I’m trying to modify maxflow modeling from A User’s Guide to Picat. I have two versions, flow1 and flow2, as follows:

import cp,util.
main =>
    V = [1, 2, 3, 4, 5, 6, 7, 8],
    E = [{1, 2}, {1, 3}, {3, 4}, {2, 4}, {3, 5}, {5, 6}, {6, 7}, {7, 8}, {8, 5}],
    M = to_mat(V, E),
    foreach(Row in M) println(Row) end,
    flow1(M, 4, 7, S1),
    flow2(M, 4, 7, S2),
    printf("S1: %d / S2: %d", S1, S2).
    
to_mat(V, E) = M =>
    N = len(V),
    M = new_array(N, N),
    foreach(I in 1..N, J in 1..N)
        if membchk({I,J}, E) || membchk({J,I}, E) then M[I,J] = 1 else M[I,J] = 0 end
    end.

flow1(M, A, B, S) =>
    N = M.len,
    X = new_array(N, N),
    Y = X.transpose,
    foreach(I in 1..N, J in 1..N)
        X[I,J] :: 0..M[I,J]
    end,
    foreach(I in 1..N, J in 1..N)
        X[I,J] + X[J,I] #< 2
    end,
    foreach(I in 1..N, I!=A, I!=B)
        sum(Y[I]) #= sum(X[I])
    end,
    S #= sum(X[A]) - sum(Y[A]),
    solve([$max(S)], X).

flow2(M, A, B, S) =>
    N = M.len,
    X = new_array(N, N),
    foreach(I in 1..N, J in 1..N)
        X[I,J] :: -M[I,J]..M[I,J]
    end,
    foreach(I in 1..N, J in 1..N)
        X[I,J] #= -X[J,I]
    end,
    foreach(I in 1..N, I!=A, I!=B)
        sum(X[I]) #= 0
    end,
    S #= sum(X[A]),
    solve([$max(S)], X).

In flow1, Since the given graph is undirected and of unit capacity, I added a condition that both X[I,J] and X[J,I] cannot be positive at once.
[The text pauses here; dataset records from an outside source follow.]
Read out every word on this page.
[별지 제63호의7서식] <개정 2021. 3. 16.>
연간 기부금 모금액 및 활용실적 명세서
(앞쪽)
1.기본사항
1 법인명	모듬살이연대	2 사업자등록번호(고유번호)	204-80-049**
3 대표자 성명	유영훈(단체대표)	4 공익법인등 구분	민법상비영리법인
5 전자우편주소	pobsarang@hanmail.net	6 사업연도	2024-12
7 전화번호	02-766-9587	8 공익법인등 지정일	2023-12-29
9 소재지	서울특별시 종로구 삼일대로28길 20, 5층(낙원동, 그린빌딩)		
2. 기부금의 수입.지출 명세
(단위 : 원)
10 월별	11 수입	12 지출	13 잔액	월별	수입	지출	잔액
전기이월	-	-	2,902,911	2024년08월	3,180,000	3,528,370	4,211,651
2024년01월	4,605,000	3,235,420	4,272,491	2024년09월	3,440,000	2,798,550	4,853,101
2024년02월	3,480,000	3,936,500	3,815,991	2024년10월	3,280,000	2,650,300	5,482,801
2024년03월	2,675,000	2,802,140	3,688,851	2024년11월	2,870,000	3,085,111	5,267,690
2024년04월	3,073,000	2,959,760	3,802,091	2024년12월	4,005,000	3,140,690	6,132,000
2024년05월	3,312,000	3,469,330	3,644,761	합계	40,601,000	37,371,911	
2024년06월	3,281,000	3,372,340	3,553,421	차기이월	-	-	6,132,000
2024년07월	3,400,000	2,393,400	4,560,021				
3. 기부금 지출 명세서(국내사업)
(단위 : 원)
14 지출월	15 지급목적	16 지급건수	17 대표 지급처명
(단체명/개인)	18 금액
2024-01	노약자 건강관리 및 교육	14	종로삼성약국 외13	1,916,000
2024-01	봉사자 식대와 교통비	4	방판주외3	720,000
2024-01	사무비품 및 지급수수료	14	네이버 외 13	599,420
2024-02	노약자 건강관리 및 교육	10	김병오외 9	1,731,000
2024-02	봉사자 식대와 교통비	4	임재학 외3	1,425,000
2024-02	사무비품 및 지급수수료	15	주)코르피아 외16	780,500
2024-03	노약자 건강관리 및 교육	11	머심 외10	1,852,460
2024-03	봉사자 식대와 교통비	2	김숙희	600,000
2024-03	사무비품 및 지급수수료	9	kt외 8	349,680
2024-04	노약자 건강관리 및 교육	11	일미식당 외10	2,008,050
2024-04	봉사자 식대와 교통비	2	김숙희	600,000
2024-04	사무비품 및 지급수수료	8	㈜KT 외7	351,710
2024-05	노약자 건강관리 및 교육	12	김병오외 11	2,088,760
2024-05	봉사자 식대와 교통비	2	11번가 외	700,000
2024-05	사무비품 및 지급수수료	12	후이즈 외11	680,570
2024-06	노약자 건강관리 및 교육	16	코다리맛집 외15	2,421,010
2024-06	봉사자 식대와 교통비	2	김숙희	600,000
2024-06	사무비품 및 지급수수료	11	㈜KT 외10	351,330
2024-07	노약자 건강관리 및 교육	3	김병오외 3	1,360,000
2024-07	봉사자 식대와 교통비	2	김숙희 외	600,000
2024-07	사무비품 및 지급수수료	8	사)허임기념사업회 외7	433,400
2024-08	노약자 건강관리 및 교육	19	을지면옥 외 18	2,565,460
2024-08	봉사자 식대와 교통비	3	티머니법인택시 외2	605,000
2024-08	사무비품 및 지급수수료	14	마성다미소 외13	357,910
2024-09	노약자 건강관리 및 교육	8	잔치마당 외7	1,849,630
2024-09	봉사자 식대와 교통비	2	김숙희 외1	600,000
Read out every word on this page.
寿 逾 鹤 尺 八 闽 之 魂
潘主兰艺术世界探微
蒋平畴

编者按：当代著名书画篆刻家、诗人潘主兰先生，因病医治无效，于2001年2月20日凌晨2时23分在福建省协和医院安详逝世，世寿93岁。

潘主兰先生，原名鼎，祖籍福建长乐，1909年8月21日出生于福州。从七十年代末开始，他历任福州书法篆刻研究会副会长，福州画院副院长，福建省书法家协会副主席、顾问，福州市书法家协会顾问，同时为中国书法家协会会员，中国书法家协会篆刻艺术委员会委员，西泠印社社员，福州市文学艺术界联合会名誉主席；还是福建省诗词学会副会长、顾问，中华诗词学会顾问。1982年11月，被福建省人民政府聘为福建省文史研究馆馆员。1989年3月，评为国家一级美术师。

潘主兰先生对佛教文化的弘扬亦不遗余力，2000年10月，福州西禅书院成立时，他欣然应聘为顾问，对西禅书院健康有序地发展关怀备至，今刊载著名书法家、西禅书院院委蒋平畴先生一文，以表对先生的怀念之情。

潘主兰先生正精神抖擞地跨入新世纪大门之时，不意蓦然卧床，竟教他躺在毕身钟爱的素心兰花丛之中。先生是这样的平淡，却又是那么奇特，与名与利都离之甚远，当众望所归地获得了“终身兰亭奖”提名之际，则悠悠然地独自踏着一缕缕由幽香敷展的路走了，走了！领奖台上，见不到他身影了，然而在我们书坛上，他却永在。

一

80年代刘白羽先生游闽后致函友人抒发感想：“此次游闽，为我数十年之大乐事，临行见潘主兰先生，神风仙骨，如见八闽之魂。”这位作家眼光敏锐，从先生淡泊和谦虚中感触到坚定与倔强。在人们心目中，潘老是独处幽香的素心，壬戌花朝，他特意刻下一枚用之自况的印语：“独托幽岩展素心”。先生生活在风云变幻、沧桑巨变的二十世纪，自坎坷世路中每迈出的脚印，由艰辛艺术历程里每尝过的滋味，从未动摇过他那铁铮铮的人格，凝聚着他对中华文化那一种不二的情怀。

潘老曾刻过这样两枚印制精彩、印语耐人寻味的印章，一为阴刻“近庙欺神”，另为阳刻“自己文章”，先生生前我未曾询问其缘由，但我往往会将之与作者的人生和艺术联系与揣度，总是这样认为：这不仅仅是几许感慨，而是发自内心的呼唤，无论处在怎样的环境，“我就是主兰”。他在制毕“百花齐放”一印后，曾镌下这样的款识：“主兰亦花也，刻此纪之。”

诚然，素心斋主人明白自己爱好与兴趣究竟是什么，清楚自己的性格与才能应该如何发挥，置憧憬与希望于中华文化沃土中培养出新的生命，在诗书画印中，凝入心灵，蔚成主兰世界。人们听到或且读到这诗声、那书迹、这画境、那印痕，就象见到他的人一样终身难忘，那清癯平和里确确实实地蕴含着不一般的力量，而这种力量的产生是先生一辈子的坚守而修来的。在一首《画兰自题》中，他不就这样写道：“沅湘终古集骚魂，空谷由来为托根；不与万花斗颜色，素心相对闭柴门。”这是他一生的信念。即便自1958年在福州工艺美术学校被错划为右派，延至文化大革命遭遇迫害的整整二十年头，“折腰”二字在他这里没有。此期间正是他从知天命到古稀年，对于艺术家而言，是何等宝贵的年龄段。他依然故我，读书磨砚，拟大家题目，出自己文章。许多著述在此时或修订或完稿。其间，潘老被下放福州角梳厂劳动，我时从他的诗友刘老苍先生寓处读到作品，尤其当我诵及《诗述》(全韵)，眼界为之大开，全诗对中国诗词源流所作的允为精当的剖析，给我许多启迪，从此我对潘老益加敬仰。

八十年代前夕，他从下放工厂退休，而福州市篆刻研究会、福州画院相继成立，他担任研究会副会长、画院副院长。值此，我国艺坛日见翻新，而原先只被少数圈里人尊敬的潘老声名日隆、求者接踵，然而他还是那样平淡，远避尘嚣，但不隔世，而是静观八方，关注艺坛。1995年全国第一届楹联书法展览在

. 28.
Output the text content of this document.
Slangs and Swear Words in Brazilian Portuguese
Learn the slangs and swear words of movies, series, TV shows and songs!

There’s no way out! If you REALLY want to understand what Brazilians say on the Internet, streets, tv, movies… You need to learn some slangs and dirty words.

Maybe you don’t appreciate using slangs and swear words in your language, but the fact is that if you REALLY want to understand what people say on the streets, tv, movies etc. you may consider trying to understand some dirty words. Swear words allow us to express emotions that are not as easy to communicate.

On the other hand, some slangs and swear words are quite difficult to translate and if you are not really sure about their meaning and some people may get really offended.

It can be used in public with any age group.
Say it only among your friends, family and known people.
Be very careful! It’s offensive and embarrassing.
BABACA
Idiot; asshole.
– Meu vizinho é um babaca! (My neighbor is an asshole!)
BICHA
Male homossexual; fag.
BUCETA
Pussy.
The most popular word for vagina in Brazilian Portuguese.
In flow2, X[I,J] essentially represents the value of X[I,J] - X[J,I] in flow1.

I’m pretty sure the two models are equivalent, and indeed I get the same result when I import cp. However, with import sat instead, the two results are different for the graph instance given.

% with `import cp`
S1: 1 / S2: 1

% with `import sat`
S1: 1 / S2: 0

Are the models actually different, or is there any subtle difference in how cp and sat handle the given constraints?